Karena dikejar waktu dan kebutuhan ekonomi, banyak petenun akhirnya lebih memilih memanfaatkan benang dan bahan pabrikan agar kain tenun cepat jadi dan segera terjual. Sementara itu, jika mereka bertahan membuat tenun dengan bahan benang yang memanfaatkan pewarnaan alami, mereka mesti mewarnai dan menenun selama berbulan-bulan bahkan bertahun-tahun.
“Di sinilah kita mesti lebih memahami proses panjang para petenun dalam berkarya. Wajar sekali jika tenun dengan bahan alami dijual mahal karena memang prosesnya panjang dan membutuhkan ketelatenan. Orang akan memahami bagaimana keagungan karya tenun jika tahu prosesnya,” ucapnya.
Sekarang, banyak pencinta tenun yang lebih memilih tenun-tenun dengan warna-warna lembut yang menggunakan pewarna alami dibanding tenun-tenun berbahan pewarna kimia.

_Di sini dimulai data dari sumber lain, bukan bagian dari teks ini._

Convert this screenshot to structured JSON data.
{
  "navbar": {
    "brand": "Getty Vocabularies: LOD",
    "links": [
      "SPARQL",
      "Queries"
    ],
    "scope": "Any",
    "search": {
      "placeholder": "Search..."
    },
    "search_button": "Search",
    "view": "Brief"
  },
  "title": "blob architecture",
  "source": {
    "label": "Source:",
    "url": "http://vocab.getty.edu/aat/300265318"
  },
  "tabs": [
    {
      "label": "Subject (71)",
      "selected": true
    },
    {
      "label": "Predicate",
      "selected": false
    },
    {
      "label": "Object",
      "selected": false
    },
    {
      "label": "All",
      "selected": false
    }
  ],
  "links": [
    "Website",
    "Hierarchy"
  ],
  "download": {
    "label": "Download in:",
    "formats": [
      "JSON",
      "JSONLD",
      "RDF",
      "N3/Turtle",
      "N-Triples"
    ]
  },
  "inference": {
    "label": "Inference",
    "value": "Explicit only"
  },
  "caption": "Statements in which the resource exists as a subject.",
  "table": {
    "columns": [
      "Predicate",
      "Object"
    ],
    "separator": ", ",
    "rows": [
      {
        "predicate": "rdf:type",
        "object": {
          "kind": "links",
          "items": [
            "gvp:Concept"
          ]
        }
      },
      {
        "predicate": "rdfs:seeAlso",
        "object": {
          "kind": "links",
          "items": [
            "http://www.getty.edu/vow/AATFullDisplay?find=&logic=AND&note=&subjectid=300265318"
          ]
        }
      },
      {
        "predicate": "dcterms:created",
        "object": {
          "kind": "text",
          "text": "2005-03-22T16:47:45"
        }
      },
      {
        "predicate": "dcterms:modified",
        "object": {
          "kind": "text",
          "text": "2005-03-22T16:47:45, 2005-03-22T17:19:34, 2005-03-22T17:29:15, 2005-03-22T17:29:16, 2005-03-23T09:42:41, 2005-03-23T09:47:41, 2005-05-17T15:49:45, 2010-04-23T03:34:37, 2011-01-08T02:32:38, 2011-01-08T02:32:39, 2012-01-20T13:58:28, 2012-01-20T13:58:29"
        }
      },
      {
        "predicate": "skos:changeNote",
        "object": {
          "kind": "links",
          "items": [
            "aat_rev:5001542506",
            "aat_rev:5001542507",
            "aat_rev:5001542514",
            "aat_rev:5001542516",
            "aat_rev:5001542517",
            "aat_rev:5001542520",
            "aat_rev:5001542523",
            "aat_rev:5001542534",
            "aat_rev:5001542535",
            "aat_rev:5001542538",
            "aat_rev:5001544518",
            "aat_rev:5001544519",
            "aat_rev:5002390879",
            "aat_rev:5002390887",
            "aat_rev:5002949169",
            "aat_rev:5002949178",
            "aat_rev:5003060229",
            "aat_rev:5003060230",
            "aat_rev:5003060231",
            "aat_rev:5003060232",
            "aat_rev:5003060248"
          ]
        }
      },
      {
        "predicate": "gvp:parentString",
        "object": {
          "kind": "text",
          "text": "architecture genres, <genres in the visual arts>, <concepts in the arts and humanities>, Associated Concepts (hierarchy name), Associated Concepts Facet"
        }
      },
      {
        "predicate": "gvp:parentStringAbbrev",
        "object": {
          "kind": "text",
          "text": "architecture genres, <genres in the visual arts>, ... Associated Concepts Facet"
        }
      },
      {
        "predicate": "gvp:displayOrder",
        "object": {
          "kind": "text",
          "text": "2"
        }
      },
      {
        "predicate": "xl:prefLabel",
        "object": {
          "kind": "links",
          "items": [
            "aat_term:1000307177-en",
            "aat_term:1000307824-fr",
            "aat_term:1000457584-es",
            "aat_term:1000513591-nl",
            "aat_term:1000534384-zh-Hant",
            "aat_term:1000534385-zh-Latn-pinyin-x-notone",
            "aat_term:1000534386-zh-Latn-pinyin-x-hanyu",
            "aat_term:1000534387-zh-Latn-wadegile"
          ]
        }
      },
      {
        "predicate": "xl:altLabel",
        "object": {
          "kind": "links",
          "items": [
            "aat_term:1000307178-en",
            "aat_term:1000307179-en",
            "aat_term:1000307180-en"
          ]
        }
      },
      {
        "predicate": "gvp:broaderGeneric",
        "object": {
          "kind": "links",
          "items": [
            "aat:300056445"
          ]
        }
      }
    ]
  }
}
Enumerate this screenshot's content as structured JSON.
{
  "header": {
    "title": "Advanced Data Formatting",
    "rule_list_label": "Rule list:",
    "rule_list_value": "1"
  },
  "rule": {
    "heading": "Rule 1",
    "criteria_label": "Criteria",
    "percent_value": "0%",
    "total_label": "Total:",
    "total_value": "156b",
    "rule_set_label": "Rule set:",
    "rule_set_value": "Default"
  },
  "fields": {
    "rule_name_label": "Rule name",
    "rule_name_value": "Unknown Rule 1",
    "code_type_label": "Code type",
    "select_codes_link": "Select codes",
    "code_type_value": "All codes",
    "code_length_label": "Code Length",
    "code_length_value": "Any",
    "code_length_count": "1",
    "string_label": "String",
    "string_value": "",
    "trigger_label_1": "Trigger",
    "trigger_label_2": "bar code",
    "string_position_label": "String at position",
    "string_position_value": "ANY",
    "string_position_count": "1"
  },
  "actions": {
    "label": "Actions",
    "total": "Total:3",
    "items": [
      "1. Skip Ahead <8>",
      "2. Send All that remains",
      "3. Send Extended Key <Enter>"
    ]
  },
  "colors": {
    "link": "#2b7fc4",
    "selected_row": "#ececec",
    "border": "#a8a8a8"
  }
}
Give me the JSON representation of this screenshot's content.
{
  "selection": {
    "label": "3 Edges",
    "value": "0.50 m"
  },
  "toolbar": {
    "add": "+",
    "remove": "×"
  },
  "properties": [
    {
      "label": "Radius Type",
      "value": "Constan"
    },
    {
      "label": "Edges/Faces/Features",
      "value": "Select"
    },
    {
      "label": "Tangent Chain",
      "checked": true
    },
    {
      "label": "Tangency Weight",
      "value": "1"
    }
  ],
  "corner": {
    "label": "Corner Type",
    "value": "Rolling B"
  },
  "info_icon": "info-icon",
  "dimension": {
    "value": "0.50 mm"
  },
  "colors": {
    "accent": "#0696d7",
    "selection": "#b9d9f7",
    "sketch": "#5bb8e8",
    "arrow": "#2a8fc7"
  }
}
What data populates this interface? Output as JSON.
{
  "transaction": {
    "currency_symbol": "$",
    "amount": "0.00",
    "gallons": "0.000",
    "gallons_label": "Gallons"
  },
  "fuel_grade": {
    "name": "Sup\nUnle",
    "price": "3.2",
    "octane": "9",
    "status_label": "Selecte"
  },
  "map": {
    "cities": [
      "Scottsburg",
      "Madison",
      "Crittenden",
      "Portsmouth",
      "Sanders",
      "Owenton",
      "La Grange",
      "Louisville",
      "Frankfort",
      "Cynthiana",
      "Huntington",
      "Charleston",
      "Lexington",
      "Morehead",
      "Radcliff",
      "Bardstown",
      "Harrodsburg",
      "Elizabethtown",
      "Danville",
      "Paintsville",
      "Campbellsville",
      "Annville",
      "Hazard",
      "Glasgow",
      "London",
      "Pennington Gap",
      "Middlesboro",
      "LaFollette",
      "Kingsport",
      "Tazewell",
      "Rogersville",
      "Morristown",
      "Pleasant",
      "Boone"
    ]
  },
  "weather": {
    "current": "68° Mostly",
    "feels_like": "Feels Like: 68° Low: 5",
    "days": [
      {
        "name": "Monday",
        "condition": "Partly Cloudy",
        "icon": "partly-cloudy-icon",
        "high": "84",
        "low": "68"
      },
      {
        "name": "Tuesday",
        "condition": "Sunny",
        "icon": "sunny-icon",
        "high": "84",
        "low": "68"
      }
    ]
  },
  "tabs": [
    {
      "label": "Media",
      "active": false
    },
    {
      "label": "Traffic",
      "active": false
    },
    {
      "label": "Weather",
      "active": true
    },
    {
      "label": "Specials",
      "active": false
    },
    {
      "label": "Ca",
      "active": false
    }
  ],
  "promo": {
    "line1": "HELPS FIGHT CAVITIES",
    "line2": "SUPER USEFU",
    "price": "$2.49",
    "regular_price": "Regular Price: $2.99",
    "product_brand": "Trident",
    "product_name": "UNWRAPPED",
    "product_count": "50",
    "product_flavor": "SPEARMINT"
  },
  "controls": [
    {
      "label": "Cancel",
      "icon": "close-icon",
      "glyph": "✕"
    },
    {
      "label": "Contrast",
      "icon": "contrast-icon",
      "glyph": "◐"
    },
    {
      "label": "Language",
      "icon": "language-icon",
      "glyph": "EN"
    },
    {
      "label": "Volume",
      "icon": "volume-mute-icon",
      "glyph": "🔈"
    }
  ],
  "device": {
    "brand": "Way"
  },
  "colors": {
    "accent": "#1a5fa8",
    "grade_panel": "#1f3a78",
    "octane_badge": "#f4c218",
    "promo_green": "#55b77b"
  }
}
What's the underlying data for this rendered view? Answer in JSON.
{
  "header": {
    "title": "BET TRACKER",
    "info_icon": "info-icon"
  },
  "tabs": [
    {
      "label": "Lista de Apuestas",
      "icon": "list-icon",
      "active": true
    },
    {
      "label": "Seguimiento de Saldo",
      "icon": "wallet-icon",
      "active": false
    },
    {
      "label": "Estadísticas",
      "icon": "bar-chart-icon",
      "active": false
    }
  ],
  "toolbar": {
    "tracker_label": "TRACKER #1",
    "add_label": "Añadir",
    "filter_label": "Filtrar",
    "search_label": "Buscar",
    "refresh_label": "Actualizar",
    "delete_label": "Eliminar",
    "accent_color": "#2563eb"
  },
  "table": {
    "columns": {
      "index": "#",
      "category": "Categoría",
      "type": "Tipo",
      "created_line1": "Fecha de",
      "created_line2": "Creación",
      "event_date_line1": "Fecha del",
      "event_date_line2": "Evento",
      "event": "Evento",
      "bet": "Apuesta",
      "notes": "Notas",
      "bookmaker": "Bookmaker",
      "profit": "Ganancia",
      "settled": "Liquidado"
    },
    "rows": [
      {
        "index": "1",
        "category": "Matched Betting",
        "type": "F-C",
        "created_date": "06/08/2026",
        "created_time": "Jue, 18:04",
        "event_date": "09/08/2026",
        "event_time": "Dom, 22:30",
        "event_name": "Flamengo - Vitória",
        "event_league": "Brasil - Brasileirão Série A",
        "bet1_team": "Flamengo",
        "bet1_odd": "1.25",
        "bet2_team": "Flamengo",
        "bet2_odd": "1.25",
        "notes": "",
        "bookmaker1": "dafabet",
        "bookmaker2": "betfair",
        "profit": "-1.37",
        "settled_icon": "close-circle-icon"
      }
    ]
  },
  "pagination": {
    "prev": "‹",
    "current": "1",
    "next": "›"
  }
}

Ini peluang bagi para perajin tenun untuk kembali memproduksi tenun-tenun berbahan alami yang material dasarnya menggunakan bahan-bahan alami, seperti akar pohon mengkudu, daun indigo, lumpur dan sebagainya.
Dalam rangka mengangkat kembali derajat tenun tradisional, Direktorat Jenderal Kebudayaan Kementerian Pendidikan dan Kebudayaan dengan platform kebudayaan Indonesiana menggelar Festival Tenun Nusantara di Tapanuli Utara. Festival ini diisi dengan sejumlah rangkaian kegiatan, seperti Pameran Tenun Nusantara, Permainan Tradisional Anak, Simposium Nasional Tenun Nusantara, Boot Camp Partonun, pesta budaya rakyat "Ulaon Matumona", pertunjukan tari, musik, teater tradisional, Opera Batak dan Fashion Show. Penghujung festival ini ditutup dengan meriah dengan fashion show yang mengangkat tema Ulos Batak in Innovation.